When Speaker of the House Nancy Pelosi added to the itinerary of a valedictory trip through Asia the island of Taiwan, she could not have been oblivious to the reaction she would produce in a stunned Beijing.
Thus, when the Financial Times revealed that the speaker would be visiting Taiwan, which China regards as a breakaway province, an enraged Beijing took the Pelosi visit to be a deliberate U.S. provocation.
Beijing’s reaction appears authentic and understandable.
“If the U.S. insists on going its own way, China will take firm and forceful measures to firmly safeguard national sovereignty and territorial integrity,” a Chinese spokesman told reporters in Beijing. “The U.S. must bear all the consequence of the visit.”
Privately, Beijing is said to be issuing more pointed and serious warnings, which involve military action.
Pelosi apparently did not coordinate or clear the visit to Taiwan with the White House or Defense Department. Wednesday, President Joe Biden told reporters: “The military thinks it’s not a good idea right now” for Pelosi to travel to Taiwan.
So where do we stand?
China is promising serious retaliation if the highest U.S. official since Speaker Newt Gingrich in 1997 flies to Taiwan.
The Biden administration is putting out word that it does not believe that a Pelosi visit to Taiwan is a wise move, when the Chinese Communist Party is on the eve of a conference to decide on a third five-year term for President Xi Jinping.
If Pelosi postpones or cancels the visit, it will be seen as a U.S. climb-down in the face of Chinese indignation and protest, and an affront to our friends in Taiwan.
Around the Asia-Pacific rim, the word will be, “The Americans, faced with China’s firmness, backed down.”
But if the visit goes forward, China is publicly committed to respond. Either way, relations between our countries will likely suffer, and perhaps seriously, if the Chinese opt for a military response to a Pelosi visit.

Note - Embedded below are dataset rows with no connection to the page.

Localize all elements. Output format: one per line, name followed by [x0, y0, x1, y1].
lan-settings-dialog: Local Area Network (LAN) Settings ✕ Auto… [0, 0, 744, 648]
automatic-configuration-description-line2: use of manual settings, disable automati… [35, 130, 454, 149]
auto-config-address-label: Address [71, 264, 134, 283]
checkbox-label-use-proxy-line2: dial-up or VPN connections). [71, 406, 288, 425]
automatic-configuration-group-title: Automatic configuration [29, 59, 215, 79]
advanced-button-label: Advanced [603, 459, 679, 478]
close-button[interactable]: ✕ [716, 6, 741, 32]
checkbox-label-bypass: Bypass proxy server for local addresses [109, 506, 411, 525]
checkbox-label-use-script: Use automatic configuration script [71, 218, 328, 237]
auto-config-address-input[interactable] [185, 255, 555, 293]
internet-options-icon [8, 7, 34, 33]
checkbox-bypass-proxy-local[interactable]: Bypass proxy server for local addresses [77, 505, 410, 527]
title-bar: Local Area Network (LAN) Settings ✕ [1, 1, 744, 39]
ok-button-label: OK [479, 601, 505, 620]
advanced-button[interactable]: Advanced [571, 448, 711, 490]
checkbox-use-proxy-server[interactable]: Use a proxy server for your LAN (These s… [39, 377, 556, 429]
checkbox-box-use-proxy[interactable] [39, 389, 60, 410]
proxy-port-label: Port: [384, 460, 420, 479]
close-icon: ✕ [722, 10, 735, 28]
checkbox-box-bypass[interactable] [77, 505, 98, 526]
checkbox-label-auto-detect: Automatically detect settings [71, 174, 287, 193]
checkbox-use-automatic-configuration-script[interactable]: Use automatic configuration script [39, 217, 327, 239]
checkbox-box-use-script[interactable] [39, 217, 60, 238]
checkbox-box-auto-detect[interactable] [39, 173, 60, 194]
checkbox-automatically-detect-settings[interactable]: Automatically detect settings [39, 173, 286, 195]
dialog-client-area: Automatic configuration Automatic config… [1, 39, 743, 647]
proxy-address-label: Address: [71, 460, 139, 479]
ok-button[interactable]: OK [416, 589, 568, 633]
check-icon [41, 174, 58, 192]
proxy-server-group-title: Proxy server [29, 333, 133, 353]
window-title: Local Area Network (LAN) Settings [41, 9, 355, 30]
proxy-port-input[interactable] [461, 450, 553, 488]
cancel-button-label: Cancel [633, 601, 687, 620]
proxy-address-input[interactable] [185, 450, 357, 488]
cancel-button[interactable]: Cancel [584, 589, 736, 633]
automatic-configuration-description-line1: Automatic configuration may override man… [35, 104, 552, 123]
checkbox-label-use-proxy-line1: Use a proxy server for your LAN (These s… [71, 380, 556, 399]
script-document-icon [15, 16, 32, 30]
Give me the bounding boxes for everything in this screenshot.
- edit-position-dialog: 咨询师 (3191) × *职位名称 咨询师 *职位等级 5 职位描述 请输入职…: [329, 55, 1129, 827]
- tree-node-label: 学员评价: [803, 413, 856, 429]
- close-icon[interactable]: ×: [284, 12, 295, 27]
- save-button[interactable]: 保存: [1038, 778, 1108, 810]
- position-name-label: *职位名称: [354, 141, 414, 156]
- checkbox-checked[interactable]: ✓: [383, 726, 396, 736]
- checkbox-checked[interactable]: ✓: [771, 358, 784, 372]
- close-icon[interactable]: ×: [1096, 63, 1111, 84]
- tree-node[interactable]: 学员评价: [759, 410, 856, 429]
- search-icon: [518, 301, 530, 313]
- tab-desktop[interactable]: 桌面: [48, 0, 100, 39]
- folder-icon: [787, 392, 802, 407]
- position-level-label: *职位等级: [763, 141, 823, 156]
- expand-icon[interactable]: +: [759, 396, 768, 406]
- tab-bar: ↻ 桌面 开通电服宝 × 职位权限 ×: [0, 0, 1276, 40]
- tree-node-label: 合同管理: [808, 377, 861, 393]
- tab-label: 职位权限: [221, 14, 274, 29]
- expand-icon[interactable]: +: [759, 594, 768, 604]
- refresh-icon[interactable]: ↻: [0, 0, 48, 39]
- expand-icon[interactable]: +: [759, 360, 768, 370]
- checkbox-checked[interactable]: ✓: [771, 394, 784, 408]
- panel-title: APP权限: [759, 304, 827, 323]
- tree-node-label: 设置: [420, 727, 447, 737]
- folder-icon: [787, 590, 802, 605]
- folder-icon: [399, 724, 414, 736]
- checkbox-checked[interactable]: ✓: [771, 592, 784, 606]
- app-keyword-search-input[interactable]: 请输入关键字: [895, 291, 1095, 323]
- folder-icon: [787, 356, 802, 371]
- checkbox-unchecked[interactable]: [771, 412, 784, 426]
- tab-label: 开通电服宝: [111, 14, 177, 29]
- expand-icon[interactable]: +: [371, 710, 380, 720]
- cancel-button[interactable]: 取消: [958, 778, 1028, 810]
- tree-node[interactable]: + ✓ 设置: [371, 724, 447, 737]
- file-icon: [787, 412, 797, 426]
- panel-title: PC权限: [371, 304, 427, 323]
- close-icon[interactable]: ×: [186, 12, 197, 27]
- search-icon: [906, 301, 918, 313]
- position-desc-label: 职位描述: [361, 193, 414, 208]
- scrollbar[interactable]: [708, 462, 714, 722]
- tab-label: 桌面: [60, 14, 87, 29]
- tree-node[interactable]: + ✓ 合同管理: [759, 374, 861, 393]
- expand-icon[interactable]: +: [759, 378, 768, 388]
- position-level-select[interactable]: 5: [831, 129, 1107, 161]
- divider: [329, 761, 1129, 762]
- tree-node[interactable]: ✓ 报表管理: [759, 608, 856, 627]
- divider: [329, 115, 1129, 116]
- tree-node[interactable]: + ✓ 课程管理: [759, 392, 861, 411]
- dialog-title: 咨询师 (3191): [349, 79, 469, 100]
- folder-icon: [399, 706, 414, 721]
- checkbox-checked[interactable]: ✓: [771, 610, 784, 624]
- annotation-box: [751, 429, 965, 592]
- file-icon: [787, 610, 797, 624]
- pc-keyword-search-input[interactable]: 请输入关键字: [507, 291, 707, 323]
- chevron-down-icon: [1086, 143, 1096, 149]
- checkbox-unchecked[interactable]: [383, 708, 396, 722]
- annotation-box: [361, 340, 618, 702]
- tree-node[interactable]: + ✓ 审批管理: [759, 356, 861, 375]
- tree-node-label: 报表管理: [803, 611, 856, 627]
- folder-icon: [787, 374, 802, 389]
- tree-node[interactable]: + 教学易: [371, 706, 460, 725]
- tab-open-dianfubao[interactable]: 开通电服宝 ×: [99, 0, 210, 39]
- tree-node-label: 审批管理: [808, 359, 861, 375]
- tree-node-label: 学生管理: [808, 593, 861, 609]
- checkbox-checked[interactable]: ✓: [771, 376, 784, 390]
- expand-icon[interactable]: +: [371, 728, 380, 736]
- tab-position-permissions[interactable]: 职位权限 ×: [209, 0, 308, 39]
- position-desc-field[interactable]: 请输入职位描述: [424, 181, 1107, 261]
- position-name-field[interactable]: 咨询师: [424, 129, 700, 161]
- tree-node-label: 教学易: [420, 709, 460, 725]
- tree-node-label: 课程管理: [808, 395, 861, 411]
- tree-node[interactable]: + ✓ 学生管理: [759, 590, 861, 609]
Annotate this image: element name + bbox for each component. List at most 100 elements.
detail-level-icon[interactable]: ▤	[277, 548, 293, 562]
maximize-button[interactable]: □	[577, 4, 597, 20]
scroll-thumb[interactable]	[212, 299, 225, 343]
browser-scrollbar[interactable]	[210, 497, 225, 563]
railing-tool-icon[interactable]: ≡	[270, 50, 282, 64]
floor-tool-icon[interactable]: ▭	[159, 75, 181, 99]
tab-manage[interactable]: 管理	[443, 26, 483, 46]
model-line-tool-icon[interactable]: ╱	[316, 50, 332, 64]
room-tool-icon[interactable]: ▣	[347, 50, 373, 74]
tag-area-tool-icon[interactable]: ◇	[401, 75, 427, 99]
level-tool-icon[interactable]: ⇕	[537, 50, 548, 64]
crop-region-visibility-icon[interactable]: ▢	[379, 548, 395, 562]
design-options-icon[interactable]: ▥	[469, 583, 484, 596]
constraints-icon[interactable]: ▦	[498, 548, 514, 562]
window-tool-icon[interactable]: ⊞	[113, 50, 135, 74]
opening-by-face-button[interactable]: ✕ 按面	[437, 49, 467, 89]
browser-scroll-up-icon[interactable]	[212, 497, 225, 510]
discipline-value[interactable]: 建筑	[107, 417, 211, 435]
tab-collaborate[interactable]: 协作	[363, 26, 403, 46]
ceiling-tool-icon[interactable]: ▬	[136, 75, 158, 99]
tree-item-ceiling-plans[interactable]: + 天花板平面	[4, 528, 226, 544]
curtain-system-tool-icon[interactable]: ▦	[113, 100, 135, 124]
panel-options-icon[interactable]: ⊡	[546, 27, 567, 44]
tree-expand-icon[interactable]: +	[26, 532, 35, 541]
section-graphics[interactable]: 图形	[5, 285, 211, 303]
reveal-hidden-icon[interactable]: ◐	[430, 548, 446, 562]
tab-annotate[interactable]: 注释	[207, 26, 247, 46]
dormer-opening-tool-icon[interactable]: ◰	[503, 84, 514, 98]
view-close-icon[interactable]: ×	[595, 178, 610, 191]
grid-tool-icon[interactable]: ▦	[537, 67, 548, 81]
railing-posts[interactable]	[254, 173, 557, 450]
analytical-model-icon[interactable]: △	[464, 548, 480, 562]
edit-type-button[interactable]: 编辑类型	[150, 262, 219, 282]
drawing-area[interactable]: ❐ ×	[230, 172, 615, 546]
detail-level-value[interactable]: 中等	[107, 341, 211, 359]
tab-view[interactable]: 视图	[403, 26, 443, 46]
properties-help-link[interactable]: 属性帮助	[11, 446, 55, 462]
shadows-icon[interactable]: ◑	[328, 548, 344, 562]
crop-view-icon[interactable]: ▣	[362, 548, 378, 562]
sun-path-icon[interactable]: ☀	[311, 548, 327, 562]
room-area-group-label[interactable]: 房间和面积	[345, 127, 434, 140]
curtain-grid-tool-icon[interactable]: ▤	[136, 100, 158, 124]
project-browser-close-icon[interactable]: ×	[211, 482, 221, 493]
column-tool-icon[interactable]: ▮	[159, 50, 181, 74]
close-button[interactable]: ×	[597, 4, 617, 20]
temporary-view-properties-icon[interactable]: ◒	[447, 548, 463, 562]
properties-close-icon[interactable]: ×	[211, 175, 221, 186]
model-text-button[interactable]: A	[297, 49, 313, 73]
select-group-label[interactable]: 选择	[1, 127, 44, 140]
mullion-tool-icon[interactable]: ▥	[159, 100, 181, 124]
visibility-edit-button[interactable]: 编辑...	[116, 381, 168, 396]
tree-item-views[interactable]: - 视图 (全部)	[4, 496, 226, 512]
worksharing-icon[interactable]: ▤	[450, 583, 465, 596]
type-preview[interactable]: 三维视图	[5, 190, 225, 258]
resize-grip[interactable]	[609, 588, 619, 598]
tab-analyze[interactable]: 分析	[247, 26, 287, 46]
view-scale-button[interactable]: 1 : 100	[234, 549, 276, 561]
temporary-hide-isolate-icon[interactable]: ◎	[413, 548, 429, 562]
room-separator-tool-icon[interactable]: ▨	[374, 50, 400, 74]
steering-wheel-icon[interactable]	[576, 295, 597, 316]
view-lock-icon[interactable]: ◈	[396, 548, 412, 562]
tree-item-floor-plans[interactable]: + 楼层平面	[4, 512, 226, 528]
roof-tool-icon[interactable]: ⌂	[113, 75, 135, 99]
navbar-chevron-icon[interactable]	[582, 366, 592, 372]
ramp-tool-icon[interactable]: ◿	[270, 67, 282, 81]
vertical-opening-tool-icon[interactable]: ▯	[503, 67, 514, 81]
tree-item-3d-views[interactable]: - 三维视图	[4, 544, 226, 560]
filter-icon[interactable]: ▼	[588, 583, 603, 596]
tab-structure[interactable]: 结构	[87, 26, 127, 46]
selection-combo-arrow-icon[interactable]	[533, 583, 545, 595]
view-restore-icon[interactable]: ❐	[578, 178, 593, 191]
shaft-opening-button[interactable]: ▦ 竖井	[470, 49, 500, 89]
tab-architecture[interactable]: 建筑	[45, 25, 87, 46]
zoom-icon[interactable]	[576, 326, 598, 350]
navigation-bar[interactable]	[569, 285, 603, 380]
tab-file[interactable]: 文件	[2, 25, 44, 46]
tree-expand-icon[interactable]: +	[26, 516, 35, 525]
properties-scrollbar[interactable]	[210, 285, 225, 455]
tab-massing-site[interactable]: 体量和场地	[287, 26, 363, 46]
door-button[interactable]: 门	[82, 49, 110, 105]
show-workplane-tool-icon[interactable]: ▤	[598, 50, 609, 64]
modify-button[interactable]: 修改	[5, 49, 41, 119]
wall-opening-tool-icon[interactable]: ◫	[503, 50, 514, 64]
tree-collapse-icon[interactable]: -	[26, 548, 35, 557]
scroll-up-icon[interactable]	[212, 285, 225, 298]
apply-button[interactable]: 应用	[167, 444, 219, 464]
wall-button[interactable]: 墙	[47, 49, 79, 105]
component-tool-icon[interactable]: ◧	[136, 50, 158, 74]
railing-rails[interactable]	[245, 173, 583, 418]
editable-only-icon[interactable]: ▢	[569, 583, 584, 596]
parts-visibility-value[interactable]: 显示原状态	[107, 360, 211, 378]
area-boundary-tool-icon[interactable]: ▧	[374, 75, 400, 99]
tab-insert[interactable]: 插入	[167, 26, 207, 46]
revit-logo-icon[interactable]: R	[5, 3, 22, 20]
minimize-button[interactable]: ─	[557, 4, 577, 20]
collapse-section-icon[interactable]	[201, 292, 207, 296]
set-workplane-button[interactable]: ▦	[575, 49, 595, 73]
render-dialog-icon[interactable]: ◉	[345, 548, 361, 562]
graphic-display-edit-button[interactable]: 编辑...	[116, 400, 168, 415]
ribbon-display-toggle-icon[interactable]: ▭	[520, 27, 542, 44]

However this collision plays out, the U.S. is paying the price for having adopted, decades ago, a policy of building up China in the hope and expectation that Beijing would evolve into a benign and friendly rival and competitor of the United States.
Granted most-favored-nation trade status by the U.S., which also ushered it into the World Trade Organization, China has moved, since the turn of the century, from a country with an economy smaller than Italy’s into a manufacturing monolith that is the rival of the United States.
Though China’s navy is less powerful than the U.S. Navy, it is now larger in the number of ships it deploys.
Strategically, China has moved to claim 90% of the South China Sea, the Paracel and Spratly island chains, and most of the rocks and reefs in the territorial waters of Vietnam, Malaysia, Brunei, the Philippines and Taiwan. Some of these rocks and reefs have been converted by China into fortified air and naval bases.
China not only claims Taiwan, and the Taiwan Strait as territorial waters; it claims the Senkaku Islands, occupied and claimed by Japan.
In 1972, U.S. President Richard Nixon and Henry Kissinger, in Peking, seemed to concede China’s claim to Taiwan in the Shanghai Communique that came out of that historic summit:
“The United States acknowledges that all Chinese on either side of the Taiwan Strait maintain there is but one China and that Taiwan is a part of China. The United States Government does not challenge that position. It reaffirms its interest in a peaceful settlement of the Taiwan question by the Chinese themselves.
“With this prospect in mind, it affirms the ultimate objective of the withdrawal of all U.S. forces and military installations from Taiwan. In the meantime, it will progressively reduce its forces and military installations on Taiwan as the tension in the area diminishes.”
In 1979, President Jimmy Carter broke relations with the Republic of China on Taiwan, recognized Communist China and abrogated the mutual security treaty with Taipei dating to 1954.
For the last three decades, the importation of Chinese-made goods by the United States and the transfer of U.S. manufacturing to China to take advantage of the low wages and productive labor force have led to many trillions of dollars in successive China trade surpluses with us and the rapid emergence of China as an Asian superpower.
Lately, Beijing’s military has made repeated incursions into Taiwan’s air defense identification zone and has had a growing number of encounters with the U.S. Navy and Air Force planes in the South China Sea.
Meanwhile, Biden has said the U.S. will fight to defend our ally, the Philippines, if a collision occurs in the South China Sea. We will fight to defend the Senkakus alongside our ally Japan. And, though his staff has sought to walk it back, Biden has said we will fight to defend Taiwan.
A U.S.-China collision somewhere in the Western Pacific appears inevitable. The only questions are when and where.